If you heard my story this morning about HIV infection rates (“How many people get HIV?”), you might have wondered, What’s changed? Why are the estimates different from in the past?
The issue has to do with when people first became infected with HIV. Here’s the problem: Many people walk into a clinic and get diagnosed as HIV-positive long after they were first infected (a year later, or many years later). Therefore, the number of “newly diagnosed HIV cases this year” does not tell you how many people became infected this year
Maria Courogen, of the Washington Department of Health, explained to me that a new, two-stage HIV test has been developed. The second stage can distinguish between a recent infection and an older infection.

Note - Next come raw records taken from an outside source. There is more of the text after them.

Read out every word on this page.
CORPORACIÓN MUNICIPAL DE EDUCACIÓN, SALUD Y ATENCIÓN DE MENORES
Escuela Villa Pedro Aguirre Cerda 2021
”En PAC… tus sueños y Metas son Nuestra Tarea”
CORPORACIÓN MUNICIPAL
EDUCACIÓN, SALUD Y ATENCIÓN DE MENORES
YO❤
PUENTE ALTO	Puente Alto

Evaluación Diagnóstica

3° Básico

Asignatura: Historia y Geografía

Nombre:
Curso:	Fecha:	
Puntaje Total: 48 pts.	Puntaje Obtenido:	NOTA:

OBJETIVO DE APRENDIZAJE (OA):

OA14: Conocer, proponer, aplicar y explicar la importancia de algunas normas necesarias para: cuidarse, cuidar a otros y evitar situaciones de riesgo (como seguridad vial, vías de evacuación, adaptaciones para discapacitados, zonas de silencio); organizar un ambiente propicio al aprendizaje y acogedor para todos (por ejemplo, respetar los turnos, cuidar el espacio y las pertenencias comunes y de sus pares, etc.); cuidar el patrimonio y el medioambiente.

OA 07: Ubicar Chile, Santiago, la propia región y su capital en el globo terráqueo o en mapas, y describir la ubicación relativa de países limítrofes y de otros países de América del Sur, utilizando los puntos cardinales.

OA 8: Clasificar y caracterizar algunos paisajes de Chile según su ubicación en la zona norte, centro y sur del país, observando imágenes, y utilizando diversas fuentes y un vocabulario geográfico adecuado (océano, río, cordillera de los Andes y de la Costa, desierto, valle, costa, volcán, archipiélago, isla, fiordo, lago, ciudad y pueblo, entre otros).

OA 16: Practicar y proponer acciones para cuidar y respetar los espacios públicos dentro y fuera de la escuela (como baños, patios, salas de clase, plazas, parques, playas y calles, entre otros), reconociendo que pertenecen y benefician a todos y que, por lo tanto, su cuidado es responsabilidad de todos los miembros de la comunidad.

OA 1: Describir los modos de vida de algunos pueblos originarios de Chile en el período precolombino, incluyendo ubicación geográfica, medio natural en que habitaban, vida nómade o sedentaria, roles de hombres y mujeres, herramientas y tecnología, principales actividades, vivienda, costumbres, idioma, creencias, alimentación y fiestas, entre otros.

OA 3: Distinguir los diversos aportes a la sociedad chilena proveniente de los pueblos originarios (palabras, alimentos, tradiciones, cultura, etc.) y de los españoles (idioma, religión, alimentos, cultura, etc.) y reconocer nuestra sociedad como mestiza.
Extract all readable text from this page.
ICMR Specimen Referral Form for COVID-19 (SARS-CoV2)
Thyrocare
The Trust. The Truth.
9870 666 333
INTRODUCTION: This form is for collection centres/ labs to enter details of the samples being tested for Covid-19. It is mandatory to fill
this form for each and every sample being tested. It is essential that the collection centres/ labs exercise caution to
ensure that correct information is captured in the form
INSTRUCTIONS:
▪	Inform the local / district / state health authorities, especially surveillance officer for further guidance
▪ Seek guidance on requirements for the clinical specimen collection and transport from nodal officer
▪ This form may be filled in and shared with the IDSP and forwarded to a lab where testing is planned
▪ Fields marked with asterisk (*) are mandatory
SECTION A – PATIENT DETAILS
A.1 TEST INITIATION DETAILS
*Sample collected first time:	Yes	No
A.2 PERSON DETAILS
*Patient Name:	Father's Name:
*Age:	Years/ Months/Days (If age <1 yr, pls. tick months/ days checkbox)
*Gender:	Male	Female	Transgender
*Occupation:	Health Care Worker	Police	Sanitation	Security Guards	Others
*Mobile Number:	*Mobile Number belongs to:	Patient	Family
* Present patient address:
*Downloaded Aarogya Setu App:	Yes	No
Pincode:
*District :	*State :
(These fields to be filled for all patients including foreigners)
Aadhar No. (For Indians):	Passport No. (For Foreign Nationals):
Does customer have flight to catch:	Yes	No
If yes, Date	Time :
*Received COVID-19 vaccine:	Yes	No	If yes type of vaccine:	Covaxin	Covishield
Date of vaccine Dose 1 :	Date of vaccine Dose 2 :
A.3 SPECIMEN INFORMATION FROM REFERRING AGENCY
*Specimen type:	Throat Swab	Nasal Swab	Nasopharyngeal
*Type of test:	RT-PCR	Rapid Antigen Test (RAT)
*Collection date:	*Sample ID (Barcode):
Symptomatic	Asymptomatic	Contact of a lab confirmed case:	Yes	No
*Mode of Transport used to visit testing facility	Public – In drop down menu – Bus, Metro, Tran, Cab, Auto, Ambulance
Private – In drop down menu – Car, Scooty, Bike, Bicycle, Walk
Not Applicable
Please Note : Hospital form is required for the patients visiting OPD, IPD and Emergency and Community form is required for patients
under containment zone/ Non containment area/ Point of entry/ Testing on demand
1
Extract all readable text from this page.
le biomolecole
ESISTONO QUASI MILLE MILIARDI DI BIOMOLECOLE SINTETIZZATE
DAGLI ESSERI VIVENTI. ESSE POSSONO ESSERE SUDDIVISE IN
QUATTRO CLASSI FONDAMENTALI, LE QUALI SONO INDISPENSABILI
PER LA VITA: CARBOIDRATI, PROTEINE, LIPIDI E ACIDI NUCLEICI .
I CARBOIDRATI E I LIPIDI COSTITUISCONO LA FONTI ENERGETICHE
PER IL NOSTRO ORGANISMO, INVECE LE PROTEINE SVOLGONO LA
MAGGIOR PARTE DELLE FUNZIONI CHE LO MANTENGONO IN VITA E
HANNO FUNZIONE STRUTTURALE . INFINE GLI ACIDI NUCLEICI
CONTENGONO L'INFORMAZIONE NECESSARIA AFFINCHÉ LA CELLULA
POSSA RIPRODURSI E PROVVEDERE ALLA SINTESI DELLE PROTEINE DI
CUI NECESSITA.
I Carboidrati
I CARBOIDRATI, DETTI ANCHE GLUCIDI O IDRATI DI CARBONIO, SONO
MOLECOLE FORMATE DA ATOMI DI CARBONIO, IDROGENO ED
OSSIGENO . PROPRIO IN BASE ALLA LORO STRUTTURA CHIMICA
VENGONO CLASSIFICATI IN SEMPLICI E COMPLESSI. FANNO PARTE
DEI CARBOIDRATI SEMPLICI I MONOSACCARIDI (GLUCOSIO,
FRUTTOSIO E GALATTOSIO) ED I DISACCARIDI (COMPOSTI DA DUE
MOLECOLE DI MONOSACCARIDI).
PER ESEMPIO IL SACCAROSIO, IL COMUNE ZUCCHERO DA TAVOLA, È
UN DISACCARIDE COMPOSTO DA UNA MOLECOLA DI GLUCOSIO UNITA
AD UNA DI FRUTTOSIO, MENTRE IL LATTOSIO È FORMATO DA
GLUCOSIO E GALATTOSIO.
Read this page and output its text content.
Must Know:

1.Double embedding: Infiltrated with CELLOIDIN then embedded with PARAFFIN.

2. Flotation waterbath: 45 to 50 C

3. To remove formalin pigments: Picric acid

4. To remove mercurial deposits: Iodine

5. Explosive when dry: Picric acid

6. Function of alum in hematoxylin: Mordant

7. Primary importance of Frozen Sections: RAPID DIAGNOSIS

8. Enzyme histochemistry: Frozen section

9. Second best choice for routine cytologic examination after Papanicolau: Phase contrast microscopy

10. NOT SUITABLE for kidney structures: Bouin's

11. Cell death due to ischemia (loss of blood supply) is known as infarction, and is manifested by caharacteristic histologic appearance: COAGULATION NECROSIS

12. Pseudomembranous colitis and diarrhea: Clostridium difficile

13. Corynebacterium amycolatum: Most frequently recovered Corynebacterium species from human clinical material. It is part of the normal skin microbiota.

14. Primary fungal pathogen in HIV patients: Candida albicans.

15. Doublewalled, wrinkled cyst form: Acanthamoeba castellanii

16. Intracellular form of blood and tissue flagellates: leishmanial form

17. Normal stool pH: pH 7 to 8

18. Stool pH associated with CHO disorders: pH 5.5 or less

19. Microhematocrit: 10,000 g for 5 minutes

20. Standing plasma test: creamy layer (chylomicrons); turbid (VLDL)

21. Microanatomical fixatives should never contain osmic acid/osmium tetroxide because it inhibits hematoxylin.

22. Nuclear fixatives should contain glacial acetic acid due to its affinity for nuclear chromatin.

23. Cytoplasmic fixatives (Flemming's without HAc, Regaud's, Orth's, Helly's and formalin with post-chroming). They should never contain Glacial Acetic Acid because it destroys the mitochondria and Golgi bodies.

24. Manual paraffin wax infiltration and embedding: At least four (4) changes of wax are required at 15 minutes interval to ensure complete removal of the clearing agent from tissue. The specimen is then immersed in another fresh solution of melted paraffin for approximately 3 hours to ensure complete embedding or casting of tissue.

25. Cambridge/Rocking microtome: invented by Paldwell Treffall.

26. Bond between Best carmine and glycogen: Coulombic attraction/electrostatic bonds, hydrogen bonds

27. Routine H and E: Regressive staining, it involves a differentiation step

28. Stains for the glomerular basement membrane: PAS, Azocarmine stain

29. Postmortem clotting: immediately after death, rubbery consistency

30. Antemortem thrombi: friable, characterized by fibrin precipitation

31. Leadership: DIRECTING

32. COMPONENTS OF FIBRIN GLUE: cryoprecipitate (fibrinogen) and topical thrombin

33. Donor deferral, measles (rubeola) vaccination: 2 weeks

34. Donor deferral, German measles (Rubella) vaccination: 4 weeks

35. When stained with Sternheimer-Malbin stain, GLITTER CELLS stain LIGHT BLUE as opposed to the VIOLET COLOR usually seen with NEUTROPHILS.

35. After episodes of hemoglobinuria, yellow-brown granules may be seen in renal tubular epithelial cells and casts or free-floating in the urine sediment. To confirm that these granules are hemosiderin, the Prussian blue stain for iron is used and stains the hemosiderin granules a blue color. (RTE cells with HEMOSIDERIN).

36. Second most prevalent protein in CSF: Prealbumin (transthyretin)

When you’re first infected, your body mounts a big immune response, and the number of antibodies spikes way up. After a few weeks, the antibodies begin to subside
A federally-funded study took this two-stage test to 22 communities across the U.S. and compared how many people were newly-infected vs. infected earlier. They used this data to extrapolate and estimate the number of new infections per year
It doesn’t change much. For most people, you won’t do anything differently whether there are 570 new cases or 700 new cases per year in Washington state. I think there are two reasons we sat up and paid attention. Because we haven’t heard any really new news about HIV in America And, since the new estimate is in fact an increase, it served as a reminder that the epidemic isn’t going away.